Speed and Resolution

Standard output runs 5–8 seconds at 1080p. On an H100, generation takes roughly 38 seconds at full resolution — or 2 seconds at 256p if you’re iterating quickly. A DMD-2 distillation step reduces sampling to 8 denoising steps without classifier-free guidance, which is how they hit those inference speeds.

Not the longest clips in the field — Helios generates real-time 14B-parameter video at longer durations. But for quality per second of generation time, HappyHorse is setting the pace.

The Anonymous Playbook

Alibaba isn’t the first to submit anonymously to benchmarks. But the gap between HappyHorse and the second-place model — 115 Elo points in text-to-video — made the reveal genuinely surprising. That’s not a marginal win.

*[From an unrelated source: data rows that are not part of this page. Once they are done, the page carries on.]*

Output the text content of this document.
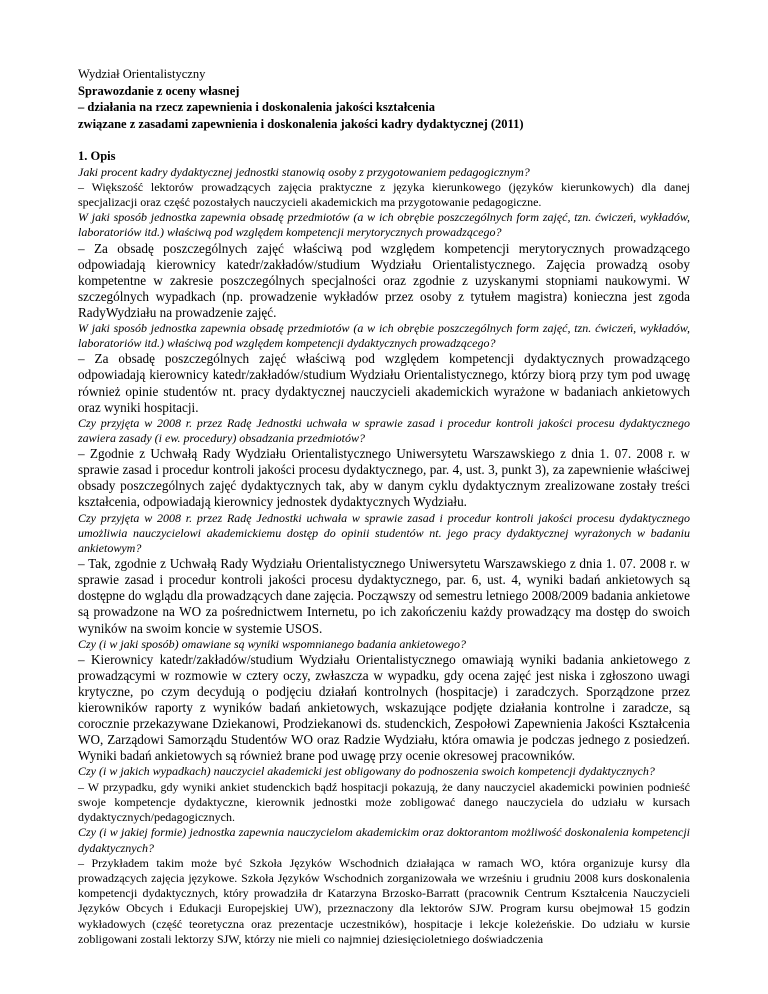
Wydział Orientalistyczny
Sprawozdanie z oceny własnej
– działania na rzecz zapewnienia i doskonalenia jakości kształcenia
związane z zasadami zapewnienia i doskonalenia jakości kadry dydaktycznej (2011)
1. Opis
Jaki procent kadry dydaktycznej jednostki stanowią osoby z przygotowaniem pedagogicznym?
– Większość lektorów prowadzących zajęcia praktyczne z języka kierunkowego (języków kierunkowych) dla danej specjalizacji oraz część pozostałych nauczycieli akademickich ma przygotowanie pedagogiczne.
W jaki sposób jednostka zapewnia obsadę przedmiotów (a w ich obrębie poszczególnych form zajęć, tzn. ćwiczeń, wykładów, laboratoriów itd.) właściwą pod względem kompetencji merytorycznych prowadzącego?
– Za obsadę poszczególnych zajęć właściwą pod względem kompetencji merytorycznych prowadzącego odpowiadają kierownicy katedr/zakładów/studium Wydziału Orientalistycznego. Zajęcia prowadzą osoby kompetentne w zakresie poszczególnych specjalności oraz zgodnie z uzyskanymi stopniami naukowymi. W szczególnych wypadkach (np. prowadzenie wykładów przez osoby z tytułem magistra) konieczna jest zgoda RadyWydziału na prowadzenie zajęć.
W jaki sposób jednostka zapewnia obsadę przedmiotów (a w ich obrębie poszczególnych form zajęć, tzn. ćwiczeń, wykładów, laboratoriów itd.) właściwą pod względem kompetencji dydaktycznych prowadzącego?
– Za obsadę poszczególnych zajęć właściwą pod względem kompetencji dydaktycznych prowadzącego odpowiadają kierownicy katedr/zakładów/studium Wydziału Orientalistycznego, którzy biorą przy tym pod uwagę również opinie studentów nt. pracy dydaktycznej nauczycieli akademickich wyrażone w badaniach ankietowych oraz wyniki hospitacji.
Czy przyjęta w 2008 r. przez Radę Jednostki uchwała w sprawie zasad i procedur kontroli jakości procesu dydaktycznego zawiera zasady (i ew. procedury) obsadzania przedmiotów?
– Zgodnie z Uchwałą Rady Wydziału Orientalistycznego Uniwersytetu Warszawskiego z dnia 1. 07. 2008 r. w sprawie zasad i procedur kontroli jakości procesu dydaktycznego, par. 4, ust. 3, punkt 3), za zapewnienie właściwej obsady poszczególnych zajęć dydaktycznych tak, aby w danym cyklu dydaktycznym zrealizowane zostały treści kształcenia, odpowiadają kierownicy jednostek dydaktycznych Wydziału.
Czy przyjęta w 2008 r. przez Radę Jednostki uchwała w sprawie zasad i procedur kontroli jakości procesu dydaktycznego umożliwia nauczycielowi akademickiemu dostęp do opinii studentów nt. jego pracy dydaktycznej wyrażonych w badaniu ankietowym?
– Tak, zgodnie z Uchwałą Rady Wydziału Orientalistycznego Uniwersytetu Warszawskiego z dnia 1. 07. 2008 r. w sprawie zasad i procedur kontroli jakości procesu dydaktycznego, par. 6, ust. 4, wyniki badań ankietowych są dostępne do wglądu dla prowadzących dane zajęcia. Począwszy od semestru letniego 2008/2009 badania ankietowe są prowadzone na WO za pośrednictwem Internetu, po ich zakończeniu każdy prowadzący ma dostęp do swoich wyników na swoim koncie w systemie USOS.
Czy (i w jaki sposób) omawiane są wyniki wspomnianego badania ankietowego?
– Kierownicy katedr/zakładów/studium Wydziału Orientalistycznego omawiają wyniki badania ankietowego z prowadzącymi w rozmowie w cztery oczy, zwłaszcza w wypadku, gdy ocena zajęć jest niska i zgłoszono uwagi krytyczne, po czym decydują o podjęciu działań kontrolnych (hospitacje) i zaradczych. Sporządzone przez kierowników raporty z wyników badań ankietowych, wskazujące podjęte działania kontrolne i zaradcze, są corocznie przekazywane Dziekanowi, Prodziekanowi ds. studenckich, Zespołowi Zapewnienia Jakości Kształcenia WO, Zarządowi Samorządu Studentów WO oraz Radzie Wydziału, która omawia je podczas jednego z posiedzeń. Wyniki badań ankietowych są również brane pod uwagę przy ocenie okresowej pracowników.
Czy (i w jakich wypadkach) nauczyciel akademicki jest obligowany do podnoszenia swoich kompetencji dydaktycznych?
– W przypadku, gdy wyniki ankiet studenckich bądź hospitacji pokazują, że dany nauczyciel akademicki powinien podnieść swoje kompetencje dydaktyczne, kierownik jednostki może zobligować danego nauczyciela do udziału w kursach dydaktycznych/pedagogicznych.
Czy (i w jakiej formie) jednostka zapewnia nauczycielom akademickim oraz doktorantom możliwość doskonalenia kompetencji dydaktycznych?
– Przykładem takim może być Szkoła Języków Wschodnich działająca w ramach WO, która organizuje kursy dla prowadzących zajęcia językowe. Szkoła Języków Wschodnich zorganizowała we wrześniu i grudniu 2008 kurs doskonalenia kompetencji dydaktycznych, który prowadziła dr Katarzyna Brzosko-Barratt (pracownik Centrum Kształcenia Nauczycieli Języków Obcych i Edukacji Europejskiej UW), przeznaczony dla lektorów SJW. Program kursu obejmował 15 godzin wykładowych (część teoretyczna oraz prezentacje uczestników), hospitacje i lekcje koleżeńskie. Do udziału w kursie zobligowani zostali lektorzy SJW, którzy nie mieli co najmniej dziesięcioletniego doświadczenia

Elo gaps that large mean HappyHorse was producing visibly better output to the blind evaluators, consistently, across a range of prompts.

The model is open-source, with API access through fal.ai planned for April 30. At 15B parameters, it’s small enough to self-host on reasonable hardware — a sharp contrast to the hundreds-of-billions-parameter models that dominate text generation.

Whether HappyHorse holds #1 once the next wave of video models ship is an open question. But the unified architecture — generating video and synchronized audio in a single pass from a 15B model — is the kind of engineering that changes what developers assume is possible at this scale.